Democrats planning revival of congressional earmarks following GOP's 10-year ban
Earmarks, or "member-directed spending," are provisions tucked away in large spending vehicles that directly fund a pet project championed by an individual member of Congress for the benefit of the member's own constituents.
Democrats now in control of Congress are reportedly poised to revive so-called "earmarks" in new legislation — after Republicans nixed them in 2011 as wasteful spending or "pork."
According to reporting by Punchbowl News, Rep. Rosa DeLauro (D-Conn.) and Sen. Pat Leahy (D-Vt.) — the respective chairs of the House and Senate Appropriations committees — will shortly announce the reintroduction of earmarks for spending bills in the next fiscal year.
Earmarks, otherwise known as "member-directed spending," are provisions discreetly tucked away in large spending vehicles that directly fund a pet project championed by a specific member of Congress for the member's own constituents. Republicans banned the practice in 2011 shortly after regaining control of the House. Senate Republicans ultimately went along with their lower chamber colleagues.

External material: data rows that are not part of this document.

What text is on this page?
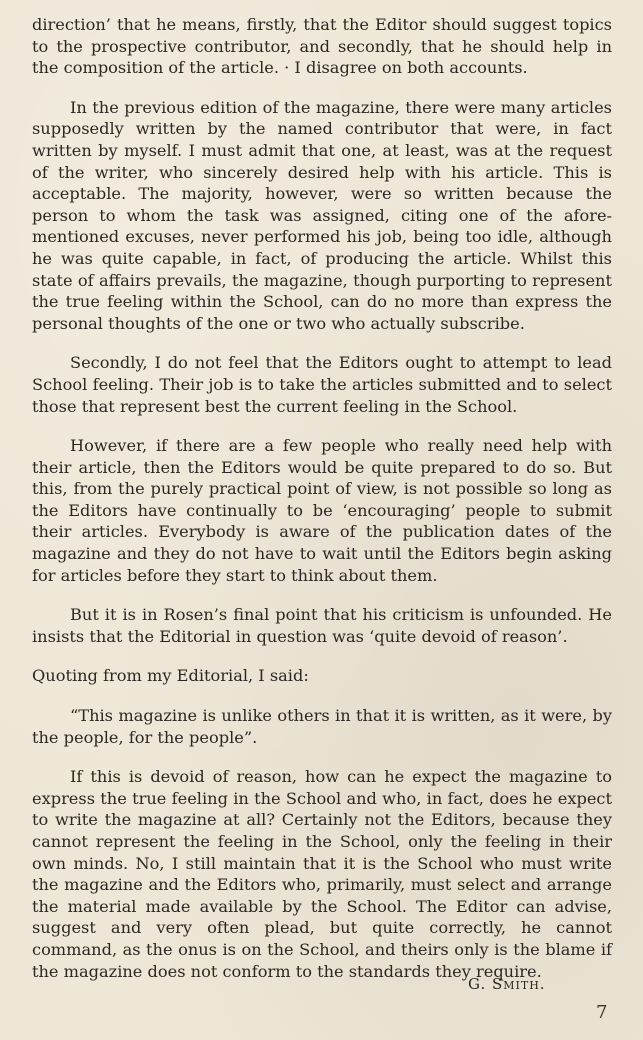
direction’ that he means, firstly, that the Editor should suggest topics to the prospective contributor, and secondly, that he should help in the composition of the article. · I disagree on both accounts.

In the previous edition of the magazine, there were many articles supposedly written by the named contributor that were, in fact written by myself. I must admit that one, at least, was at the request of the writer, who sincerely desired help with his article. This is acceptable. The majority, however, were so written because the person to whom the task was assigned, citing one of the afore-mentioned excuses, never performed his job, being too idle, although he was quite capable, in fact, of producing the article. Whilst this state of affairs prevails, the magazine, though purporting to represent the true feeling within the School, can do no more than express the personal thoughts of the one or two who actually subscribe.

Secondly, I do not feel that the Editors ought to attempt to lead School feeling. Their job is to take the articles submitted and to select those that represent best the current feeling in the School.

However, if there are a few people who really need help with their article, then the Editors would be quite prepared to do so. But this, from the purely practical point of view, is not possible so long as the Editors have continually to be ‘encouraging’ people to submit their articles. Everybody is aware of the publication dates of the magazine and they do not have to wait until the Editors begin asking for articles before they start to think about them.

But it is in Rosen’s final point that his criticism is unfounded. He insists that the Editorial in question was ‘quite devoid of reason’.

Quoting from my Editorial, I said:

“This magazine is unlike others in that it is written, as it were, by the people, for the people”.

If this is devoid of reason, how can he expect the magazine to express the true feeling in the School and who, in fact, does he expect to write the magazine at all? Certainly not the Editors, because they cannot represent the feeling in the School, only the feeling in their own minds. No, I still maintain that it is the School who must write the magazine and the Editors who, primarily, must select and arrange the material made available by the School. The Editor can advise, suggest and very often plead, but quite correctly, he cannot command, as the onus is on the School, and theirs only is the blame if the magazine does not conform to the standards they require.

G. Smith.
7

Now, for the first time in a decade, the practice may have enough momentum for a revival. Leahy has endorsed bringing back earmarks several times over the years, and his office now says that he "has been clear about his intent to restore congressionally-directed spending in a transparent and accountable way as part of Congress' constitutional power of the purse."
DeLauro's spokesperson said that she likewise "has been clear that she supports Member-directed funding for community projects" and is currently working to reform the earmarking process.

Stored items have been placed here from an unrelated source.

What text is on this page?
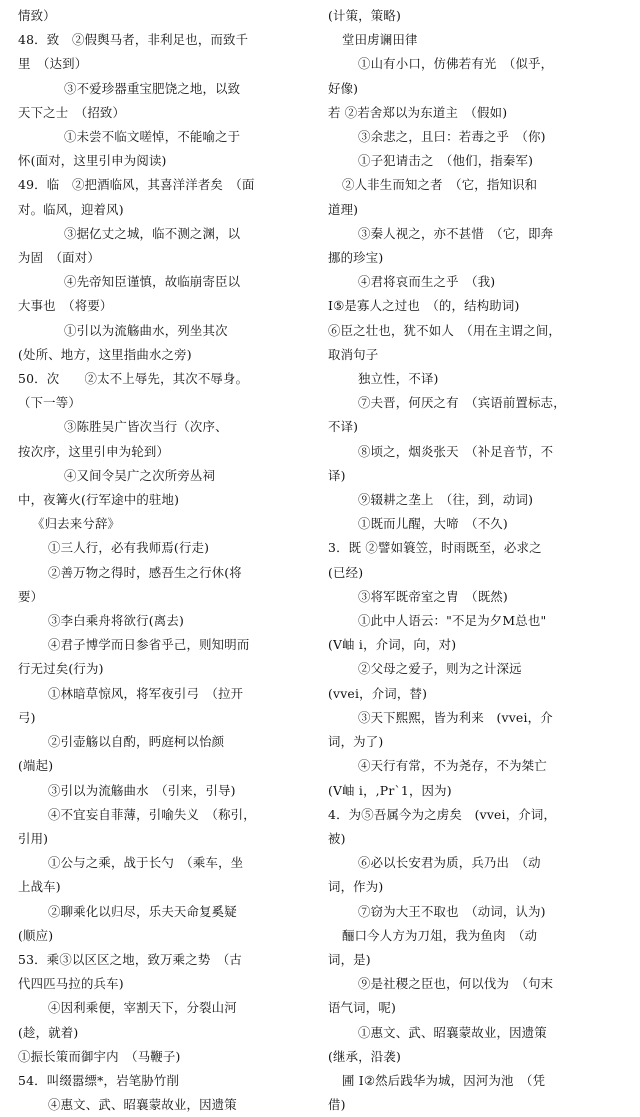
情致）
48．致　②假舆马者，非利足也，而致千
里　（达到）
③不爱珍器重宝肥饶之地，以致
天下之士　（招致）
①未尝不临文嗟悼，不能喻之于
怀(面对，这里引申为阅读)
49．临　②把酒临风，其喜洋洋者矣　（面
对。临风，迎着风)
③据亿丈之城，临不测之渊，以
为固　（面对）
④先帝知臣谨慎，故临崩寄臣以
大事也　（将要）
①引以为流觞曲水，列坐其次
(处所、地方，这里指曲水之旁)
50．次　　②太不上辱先，其次不辱身。
（下一等）
③陈胜吴广皆次当行（次序、
按次序，这里引申为轮到）
④又间令吴广之次所旁丛祠
中，夜篝火(行军途中的驻地)
《归去来兮辞》
①三人行，必有我师焉(行走)
②善万物之得时，感吾生之行休(将
要）
③李白乘舟将欲行(离去)
④君子博学而日参省乎己，则知明而
行无过矣(行为)
①林暗草惊风，将军夜引弓　（拉开
弓)
②引壶觞以自酌，眄庭柯以怡颜
(端起)
③引以为流觞曲水　（引来，引导)
④不宜妄自菲薄，引喻失义　（称引，
引用)
①公与之乘，战于长勺　（乘车，坐
上战车)
②聊乘化以归尽，乐夫天命复奚疑
(顺应)
53．乘③以区区之地，致万乘之势　（古
代四匹马拉的兵车)
④因利乘便，宰割天下，分裂山河
(趁，就着)
①振长策而御宇内　（马鞭子)
54．叫缀嚣缥*，岩笔胁竹削
④惠文、武、昭襄蒙故业，因遗策
(计策，策略)
堂田虏谰田律
①山有小口，仿佛若有光　（似乎，
好像)
若 ②若舍郑以为东道主　（假如)
③余悲之，且曰：若毒之乎　（你)
①子犯请击之　（他们，指秦军)
②人非生而知之者　（它，指知识和
道理)
③秦人视之，亦不甚惜　（它，即奔
挪的珍宝)
④君将哀而生之乎　（我)
I⑤是寡人之过也　（的，结构助词)
⑥臣之壮也，犹不如人　（用在主谓之间，
取消句子
独立性，不译)
⑦夫晋，何厌之有　（宾语前置标志，
不译)
⑧顷之，烟炎张天　（补足音节，不
译)
⑨辍耕之垄上　（往，到，动词)
①既而儿醒，大啼　（不久)
3．既 ②譬如簑笠，时雨既至，必求之
(已经)
③将军既帝室之胄　（既然)
①此中人语云："不足为夕M总也"
(V岫 i，介词，向，对)
②父母之爱子，则为之计深远
(vvei，介词，替)
③天下熙熙，皆为利来　(vvei，介
词，为了)
④天行有常，不为尧存，不为桀亡
(V岫 i，,Pr`1，因为)
4．为⑤吾属今为之虏矣　(vvei，介词，
被)
⑥必以长安君为质，兵乃出　（动
词，作为)
⑦窃为大王不取也　（动词，认为)
酾口今人方为刀俎，我为鱼肉　（动
词，是)
⑨是社稷之臣也，何以伐为　（句末
语气词，呢)
①惠文、武、昭襄蒙故业，因遗策
(继承，沿袭)
圃 I②然后践华为城，因河为池　（凭
借)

She will "share additional information with Members and the public in the coming weeks," said her office.
Another congressional leader who has long endorsed the return of earmarking is House Majority Leader Steny Hoyer (D-Md.). Earlier this week, the second-ranking Democrat in the chamber told fellow Democrat members that earmarks will be revived this Congress and that he could "guarantee" the effort "will be bipartisan."
Despite Hoyer's guarantee, however, Politico Pro reports that at least some conservatives are currently getting together in an effort that would ban earmarks permanently. A Republican aide familiar with the plan disclosed that Sen. Ted Cruz (R-Texas) and Rep. Ted Budd (R-N.C.) are leading the the effort and plan on publicly supporting the Earmark Elimination Act, which previously had support from a handful of moderate Democrats as well.
Fiscally conservative D.C. advocacy groups remain vehemently opposed to the practice of earmarking. Among them is Citizens Against Government Waste, which publishes the annual Congressional Pig Book documenting egregious instances of wasteful government spending,
"Earmarks are the most corrupt, costly, and inequitable practice in the history of Congress," CAGW President Tom Schatz told Just the News. "They led to members, staff, and lobbyists being incarcerated. In a form of legalized bribery, members of Congress vote for tens or hundreds of billions of dollars in appropriations bills in return for a few million dollars in earmarks. Earmarks go to those in power, as shown during the 111th Congress, when the 81 members of the House and Senate Appropriations Committees, who constituted 15% of Congress, got 51% of the earmarks and 61% of the money. Restoring earmarks will lead to the same results."
Previously, earmark investigations have led to the legal downfall of several lawmakers and at least one high-profile lobbying firm.
The late Sen. Tom Coburn (R-Okla.), famously called earmarks the "gateway drug on the road to the spending addiction."
One Republican who has yet to be heard from on the resumption of earmarks is House Minority Leader Kevin McCarthy, and his office did not respond to an inquiry for this article. Under current GOP rules, Republicans are banned from making earmark requests, so the question for McCarthy is whether he will continue to enforce the ban or, instead, release members of his caucus to participate in the now-dormant practice.
The Republican turn away from earmarking in the 2010s yielded mixed results. On one hand, the ban reduced the number of pork projects that received government funding — the proximate goal of the policy (and easiest to accomplish). And politically, the ban proved useful as a populist rallying cry that helped the GOP regain its House majority in 2010. On the other hand, there's little evidence the ban did much to advance the larger goal of holding domestic discretionary spending in check.
For some, the earmark ban's failure to make a serious dent in the growth of government spending is just another reminder that domestic discretionary spending is but a drop in the bucket next to the true source of runaway deficits and debt: entitlement spending.
Brent Gardner, the chief government affairs officer at the libertarian conservative advocacy group Americans for Prosperity, said of the current focus on earmarks: "The divisions on this issue are stark and cut across partisan lines, but what this conversation really puts on full display, once again, is a lack of interest on either side to address the real drivers of overspending and the national debt: so-called 'mandatory' programs like healthcare entitlements and Social Security. Until Congress makes a real commitment to addressing those programs, everything else is like rearranging deck chairs on the Titanic."